• Welcome to the new and improved Building Code Forum. We appreciate you being here and hope that you are getting the information that you need concerning all codes of the building trades. This is a free forum to the public due to the generosity of the Sawhorses, Corporate Supporters and Supporters who have upgraded their accounts. If you would like to have improved access to the forum please upgrade to Sawhorse by first logging in then clicking here: Upgrades

Starbucks Vanilla Box Method of Construction

jar546

Forum Coordinator
Joined
Oct 16, 2009
Messages
11,028
Location
Somewhere Too Hot & Humid
So this method of construction confused me a little bit. I had to do a rough electric on a new Starbucks building, not a fit-out of existing. The interior slab was not poured yet yet the walls were framed inside the CMU. Since this is Florida and CMU exterior with tie-beams is standard, we normally only see the interior framed out after the slab is poured. In this case, the interior framed walls were essentially suspended over the dirt. There was very little electric, just a few boxes with conduit and no wire and nothing underground to look at. It gets better.

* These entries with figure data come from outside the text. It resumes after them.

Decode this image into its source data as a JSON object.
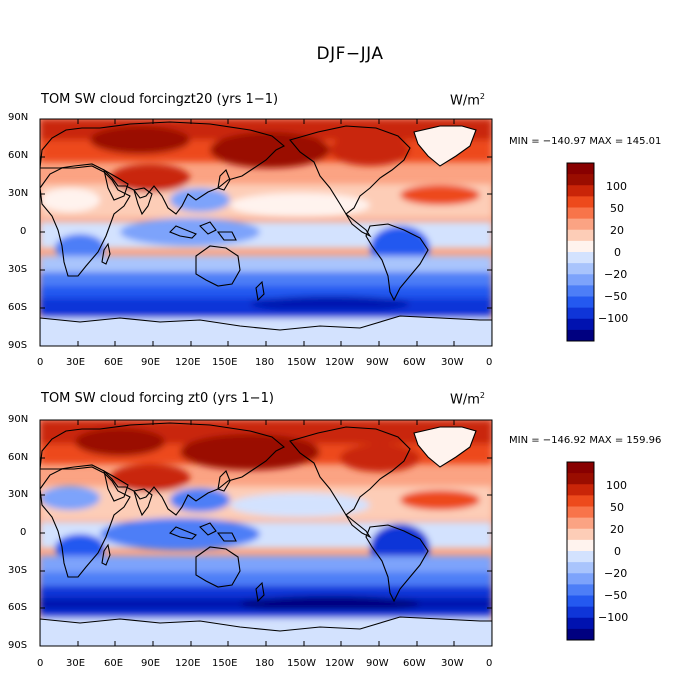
{
  "figure_title": "DJF−JJA",
  "colors": {
    "levels": [
      "#000080",
      "#0012b0",
      "#0f35d8",
      "#2459f0",
      "#4d7ef7",
      "#7da3fb",
      "#a9c4fc",
      "#d3e2fe",
      "#fff3ee",
      "#fdcdb7",
      "#fba383",
      "#f8744a",
      "#ed4a1c",
      "#c92508",
      "#9a0d00",
      "#880000"
    ],
    "land_outline": "#000000",
    "antarctica": "#d3e2fe",
    "greenland": "#fff3ee"
  },
  "panels": [
    {
      "title": "TOM SW cloud forcingzt20 (yrs 1−1)",
      "units_base": "W/m",
      "units_exp": "2",
      "minmax": "MIN = −140.97 MAX = 145.01",
      "lat_labels": [
        "90N",
        "60N",
        "30N",
        "0",
        "30S",
        "60S",
        "90S"
      ],
      "lon_labels": [
        "0",
        "30E",
        "60E",
        "90E",
        "120E",
        "150E",
        "180",
        "150W",
        "120W",
        "90W",
        "60W",
        "30W",
        "0"
      ],
      "colorbar_labels": [
        "100",
        "50",
        "20",
        "0",
        "−20",
        "−50",
        "−100"
      ],
      "stats": {
        "min": -140.97,
        "max": 145.01
      }
    },
    {
      "title": "TOM SW cloud forcing zt0 (yrs 1−1)",
      "units_base": "W/m",
      "units_exp": "2",
      "minmax": "MIN = −146.92 MAX = 159.96",
      "lat_labels": [
        "90N",
        "60N",
        "30N",
        "0",
        "30S",
        "60S",
        "90S"
      ],
      "lon_labels": [
        "0",
        "30E",
        "60E",
        "90E",
        "120E",
        "150E",
        "180",
        "150W",
        "120W",
        "90W",
        "60W",
        "30W",
        "0"
      ],
      "colorbar_labels": [
        "100",
        "50",
        "20",
        "0",
        "−20",
        "−50",
        "−100"
      ],
      "stats": {
        "min": -146.92,
        "max": 159.96
      }
    }
  ]
}
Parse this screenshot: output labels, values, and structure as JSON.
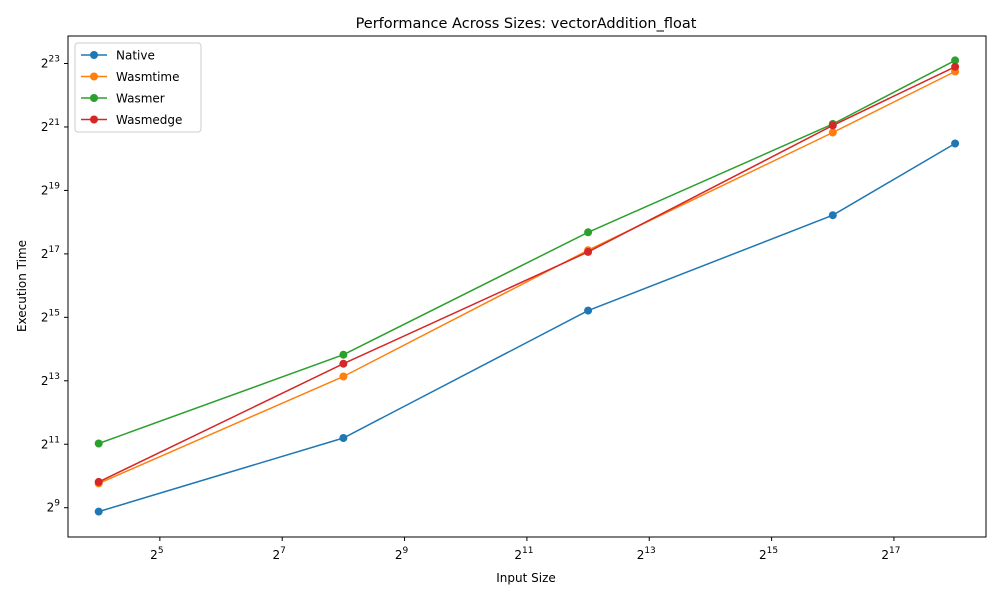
{
  "chart_data": {
    "type": "line",
    "title": "Performance Across Sizes: vectorAddition_float",
    "xlabel": "Input Size",
    "ylabel": "Execution Time",
    "xscale": "log2",
    "yscale": "log2",
    "x": [
      16,
      256,
      4096,
      65536,
      262144
    ],
    "xlim": [
      11.3,
      372000
    ],
    "ylim": [
      270,
      15300000
    ],
    "x_ticks": [
      {
        "exp": "5",
        "value": 32
      },
      {
        "exp": "7",
        "value": 128
      },
      {
        "exp": "9",
        "value": 512
      },
      {
        "exp": "11",
        "value": 2048
      },
      {
        "exp": "13",
        "value": 8192
      },
      {
        "exp": "15",
        "value": 32768
      },
      {
        "exp": "17",
        "value": 131072
      }
    ],
    "y_ticks": [
      {
        "exp": "9",
        "value": 512
      },
      {
        "exp": "11",
        "value": 2048
      },
      {
        "exp": "13",
        "value": 8192
      },
      {
        "exp": "15",
        "value": 32768
      },
      {
        "exp": "17",
        "value": 131072
      },
      {
        "exp": "19",
        "value": 524288
      },
      {
        "exp": "21",
        "value": 2097152
      },
      {
        "exp": "23",
        "value": 8388608
      }
    ],
    "tick_base": "2",
    "grid": false,
    "legend_position": "upper-left",
    "series": [
      {
        "name": "Native",
        "color": "#1f77b4",
        "values": [
          470,
          2350,
          38000,
          305000,
          1460000
        ]
      },
      {
        "name": "Wasmtime",
        "color": "#ff7f0e",
        "values": [
          870,
          9000,
          142000,
          1860000,
          7050000
        ]
      },
      {
        "name": "Wasmer",
        "color": "#2ca02c",
        "values": [
          2080,
          14500,
          210000,
          2240000,
          8980000
        ]
      },
      {
        "name": "Wasmedge",
        "color": "#d62728",
        "values": [
          900,
          11900,
          137000,
          2170000,
          7800000
        ]
      }
    ]
  }
}
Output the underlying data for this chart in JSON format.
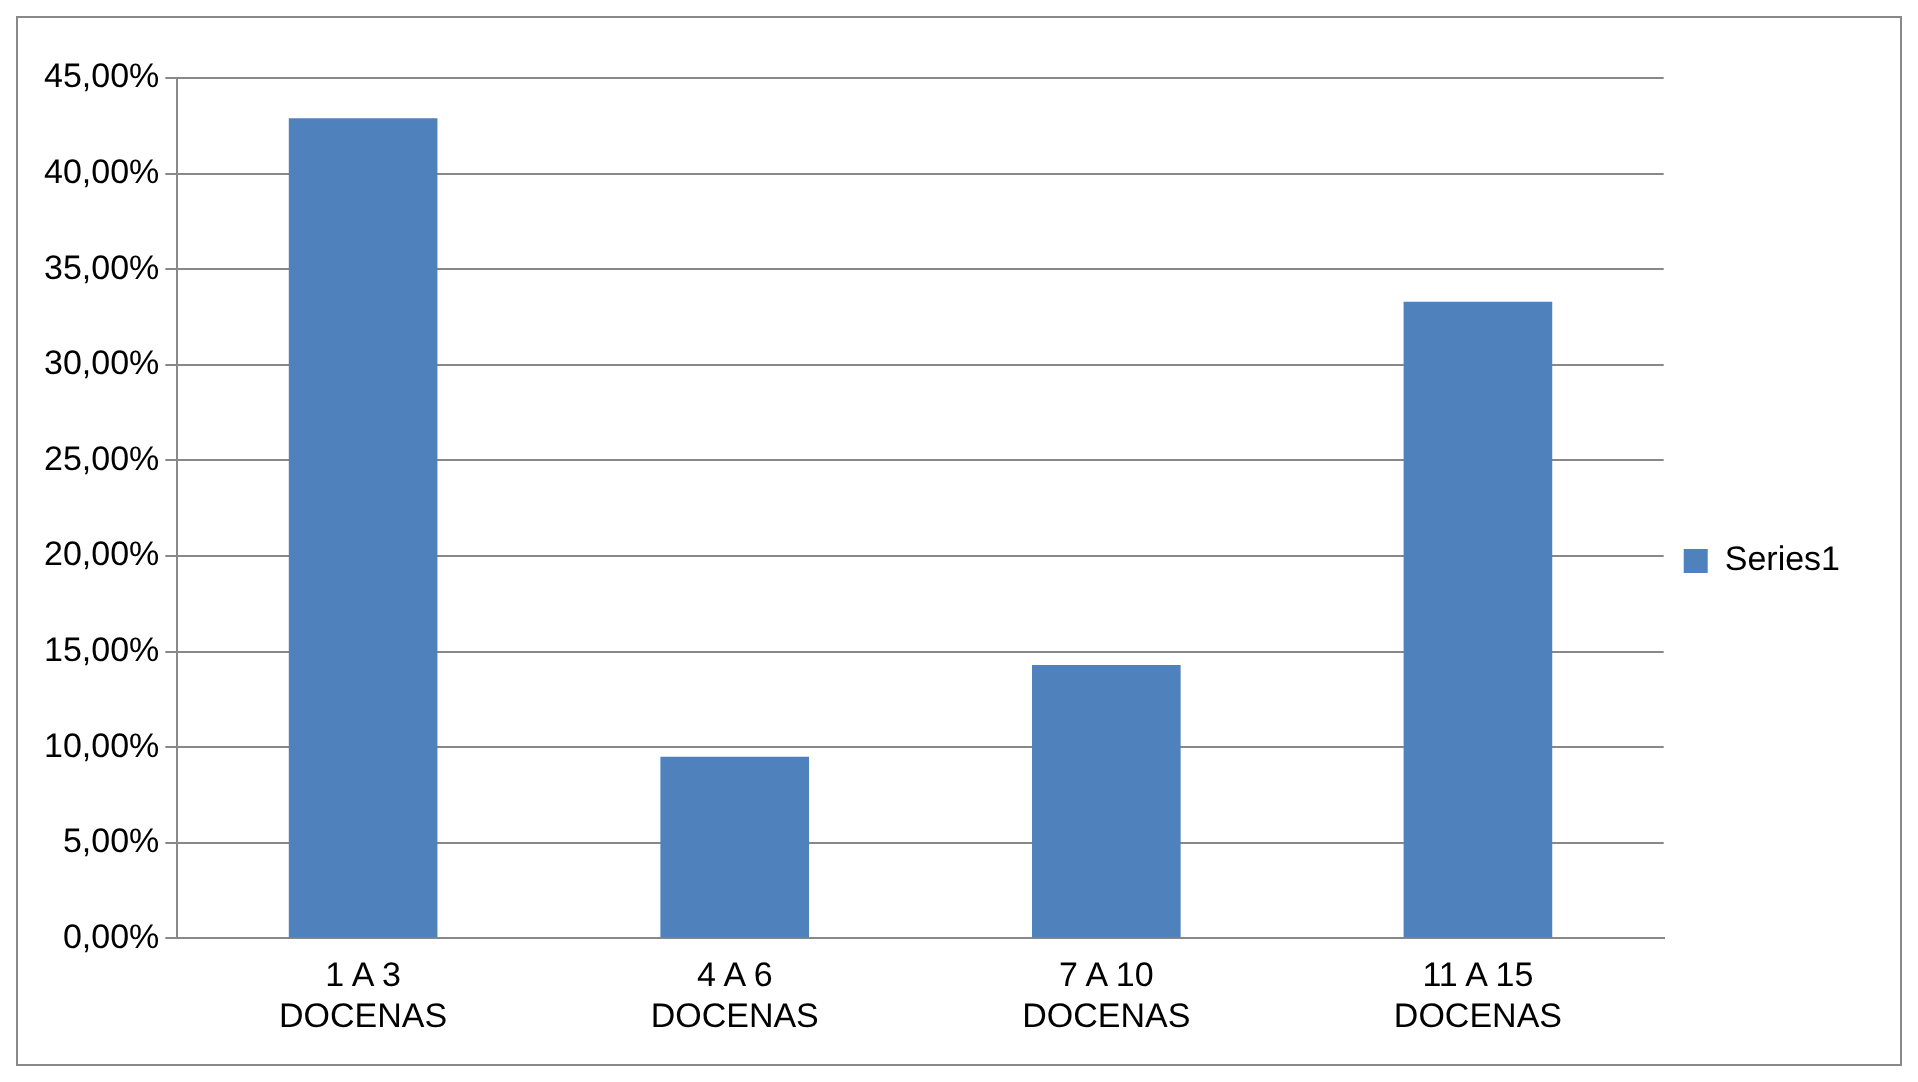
{
  "chart_data": {
    "type": "bar",
    "categories": [
      "1 A 3 DOCENAS",
      "4 A 6 DOCENAS",
      "7 A 10 DOCENAS",
      "11 A 15 DOCENAS"
    ],
    "series": [
      {
        "name": "Series1",
        "color": "#4f81bd",
        "values": [
          42.9,
          9.5,
          14.3,
          33.3
        ]
      }
    ],
    "ylim": [
      0,
      45
    ],
    "yticks": [
      {
        "value": 0,
        "label": "0,00%"
      },
      {
        "value": 5,
        "label": "5,00%"
      },
      {
        "value": 10,
        "label": "10,00%"
      },
      {
        "value": 15,
        "label": "15,00%"
      },
      {
        "value": 20,
        "label": "20,00%"
      },
      {
        "value": 25,
        "label": "25,00%"
      },
      {
        "value": 30,
        "label": "30,00%"
      },
      {
        "value": 35,
        "label": "35,00%"
      },
      {
        "value": 40,
        "label": "40,00%"
      },
      {
        "value": 45,
        "label": "45,00%"
      }
    ],
    "grid": "y",
    "legend": "right"
  }
}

I'm told they needed the electric and framing inspection so they could install drywall and then they were done. Then a separate fit-out crew(contractors) comes in, rips the drywall off and does the fit out. This is one Starbucks, not to be separated into different tenant spaces. I never saw or heard of a process like this before.

Why not just do the underground, pour the slab and then frame? Weird.

IMG_5614.JPG IMG_5615.JPG IMG_5616.JPG
 
Missing nail plates, support probably >4' on plastic pipe (bar joist spacing?)......We see that a lot here, doing a new Panera that way here....Pour floor for shell and then cut floor for fitout...Dumb...
 
Yep Starbucks has their own process of building

I hate the two crew method for a simple building

I think lowes does it and a few others
 
Don't like that at all, getting concrete under those bottom sills will have to have a soupy mix. There are a few new strip centers done similar to this around here. You peek in the windows, and some times see wall insulation on the party walls and a gravel base with no plumbing or conduit in place.

Also not commercial but a residential builder I once knew would frame and roof the house and then pour the basement floor. He would leave a couple sheets of floor sheeting loose and pour through the floor and stairway opening. When I would go to do the rough-in later, the floor was almost black-green in color with no visible floor cracks, beautiful job, but kinda goofy way of doing it?

Wonder if conarb has seen that done before?
 
This is what happens when the real estate people control the process. The bean counters in these companies see construction project management as an expense, they are money spenders, not money makers so rarely do they hire enough qualified personnel to oversee this type of work. There's probably one person in the corporate office that handles these duties and it's usually somebodies brother-in-law.
Good company CPM would take the credit on the concrete floor and framing and have there own GC provide that work.
 
Also not commercial but a residential builder I once knew would frame and roof the house and then pour the basement floor. He would leave a couple sheets of floor sheeting loose and pour through the floor and stairway opening. When I would go to do the rough-in later, the floor was almost black-green in color with no visible floor cracks, beautiful job, but kinda goofy way of doing it?

We see that done a lot, especially for winter builds.
 
Are they going to run some MC down through the walls without fastening it later?

NEC 330.30 (D) Unsupported cables?
 
Another reason a Starbucks-type enterprise will do this is if the concrete floor slab is the final finished floor, then they can avoid construction damage.

Excellent point. I know that Walgreens is super critical of the floor level and finish and usually provide their own team to come out and check it. I've seen them require a floor to be demo'd out and redone since it was outside of their specs which are heavily enforced in their contract.
 
Excellent point. I know that Walgreens is super critical of the floor level and finish and usually provide their own team to come out and check it. I've seen them require a floor to be demo'd out and redone since it was outside of their specs which are heavily enforced in their contract.

The floor mostly disappears under gondolas and display cases.
 
We have recently had two new Starbucks in our little town. In both cases, the vanilla box was permitted and constructed by the owner/landlord (and included the concrete slab). Once the shell was complete, Starbucks contractor took out the permit for the tenant fitout. Under-slab rough plumbing and electrical conduit were installed as part of the shell package, and the 4" slab was poured as part of the shell construction.
 
I've never seen this for a standalone building - however there's likely a reason. If you are in a place where it takes more than a couple of months to get a permit or there's a backlog at the city - that's an 8 week delay to the building start. In that time, they can design the interiors, ideally collapsing the schedule by 8 weeks or more.
 
In both of the Starbucks projects we had in 2022, the fit-out plans and permit application were submitted pretty much at the same time as the shell plans and permit application. The design was fully complete before we knew anything about it. The projects were split into two permits because Starbucks rents the buildings. They didn't want to pay for or be responsible for construction of the shell, but they wanted to have complete control over the fit-out so they didn't have the building owner perform the fit-out portion of the work.